What is economic growth? Basically, rising GDP, which means producing an increasing amount of goods and services. But I believe that answering this question properly demands of us that we look at growth generally.
"Out there in the real world" growth appears to be energy exchange. For example, a system has some mechanism (such as eating and digestion) for taking in energy, then converting this energy into growth and/or work, expels waste, and does this for as long as it stays cohesive. Entropy takes its toll, of course, and the system eventually collapses. Another point to consider is that the amount of energy in the universe has not changed one bit since the big bang. Therefore, growth is ongoing exchange of a finite amount of energy circularly between different energy-cycling systems. Growth is part of a cycle requiring "borrowing" energy from "out there", then returning it via waste and work.
Economic growth must surely obey these laws. Economics cannot entertain a definition of never ending growth without defying the laws of physics -- for every action there is an equal and opposite reaction. Economics must take the universe into account, must -- more prosaically -- take the ecosystem which supports all economic activity into account. So, if we hear politicians and economists claiming credit for some growth miracle via the correct handling of the economy, we are obliged to ask at what cost this growth came. Whence the energy that fuelled it? What handles the waste? Where the cyclicality? When will the entropy come, and how?

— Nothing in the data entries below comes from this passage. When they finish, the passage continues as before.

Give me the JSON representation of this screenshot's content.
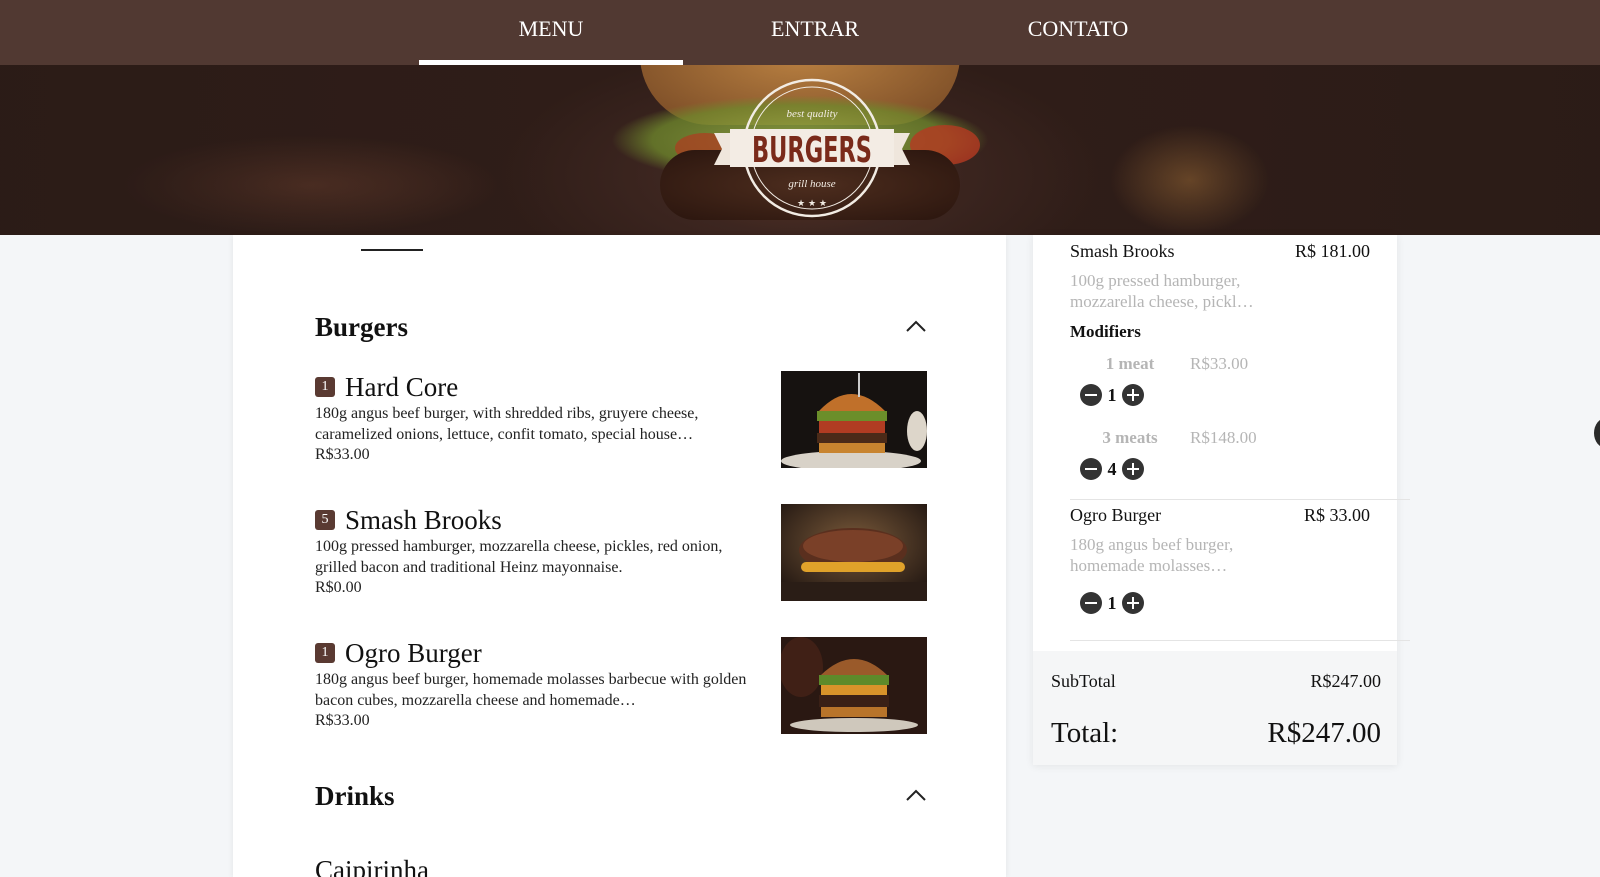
{
  "nav": {
    "items": [
      {
        "label": "MENU",
        "active": true
      },
      {
        "label": "ENTRAR",
        "active": false
      },
      {
        "label": "CONTATO",
        "active": false
      }
    ]
  },
  "hero": {
    "logo_title": "BURGERS",
    "logo_top_text": "best quality",
    "logo_bottom_text": "grill house",
    "logo_stars": "★ ★ ★"
  },
  "menu": {
    "sections": [
      {
        "title": "Burgers",
        "expanded": true,
        "items": [
          {
            "qty": "1",
            "name": "Hard Core",
            "description": "180g angus beef burger, with shredded ribs, gruyere cheese, caramelized onions, lettuce, confit tomato, special house…",
            "price": "R$33.00",
            "image": "burger-photo"
          },
          {
            "qty": "5",
            "name": "Smash Brooks",
            "description": "100g pressed hamburger, mozzarella cheese, pickles, red onion, grilled bacon and traditional Heinz mayonnaise.",
            "price": "R$0.00",
            "image": "patty-photo"
          },
          {
            "qty": "1",
            "name": "Ogro Burger",
            "description": "180g angus beef burger, homemade molasses barbecue with golden bacon cubes, mozzarella cheese and homemade…",
            "price": "R$33.00",
            "image": "burger-photo"
          }
        ]
      },
      {
        "title": "Drinks",
        "expanded": true,
        "items": [
          {
            "name": "Caipirinha"
          }
        ]
      }
    ]
  },
  "cart": {
    "items": [
      {
        "name": "Smash Brooks",
        "price": "R$ 181.00",
        "description": "100g pressed hamburger, mozzarella cheese, pickl…",
        "modifiers_title": "Modifiers",
        "modifiers": [
          {
            "name": "1 meat",
            "price": "R$33.00",
            "qty": "1"
          },
          {
            "name": "3 meats",
            "price": "R$148.00",
            "qty": "4"
          }
        ]
      },
      {
        "name": "Ogro Burger",
        "price": "R$ 33.00",
        "description": "180g angus beef burger, homemade molasses…",
        "qty": "1"
      }
    ],
    "subtotal_label": "SubTotal",
    "subtotal_value": "R$247.00",
    "total_label": "Total:",
    "total_value": "R$247.00"
  },
  "colors": {
    "nav_bg": "#513932",
    "badge_bg": "#5a3a32",
    "muted_text": "#b5b5b5"
  }
}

To my mind, what we have been witnessing these last millennia is humanity's improving ability to do more with less, as Buckminster Fuller used to say. There are no economic miracles, only miracles of human ingenuity, or, to put it another way; technology has been increasing our productive efficiency. Without technology there can be no economic miracles. Where would we be without the plough, or without the domestication of the horse? What use wisely timed changes in the base rate, what function the injection or retraction of money into and out of the economy, how relevant skilled tweaking of the tax code without technology delivering improving efficiencies? Surely economic "growth" is nothing more than the benefits of technological developments distributed (to whatever extent) throughout society! There can be no such thing as perpetual economic growth, there can only be the distributed benefits of technology, be it a plough or a super computer.
Also worth remembering is that the success afforded us by our ingenuity, resulting in our numbers on this planet now nudging 7 billion, has come at the cost of other energy exchange systems, such as rain forests. This is neither a good nor a bad thing until our impact on the ecosystem brings to an ugly halt our ability to sustain civilisation. So, while I believe the planet we were so fortunately born on is abundant in all that we need to live in high quality, we need, at 7 billion and rising, to be very aware of our cumulative effect on it. This awareness should not only include what we consume and how sustainable that consumption is, but also what we bring into existence (I'm thinking of chemicals etc), which the planet is then forced to eat and digest for the first time in its long life. When we create a thing, we are responsible for it, but can only ask the planet to process it one way or the other. Wherever we throw things away, we are doing so on the planet. Are our economic models taking sufficient account of this most obvious truth? Or is their wierd understanding of growth in fact a threat to civilisation?
Should we be learning a new and healthier way of understanding growth? I believe so. Should we strain every sinew to develop a socioeconomic system that does not depend upon growth? Abso-bloody-lutely.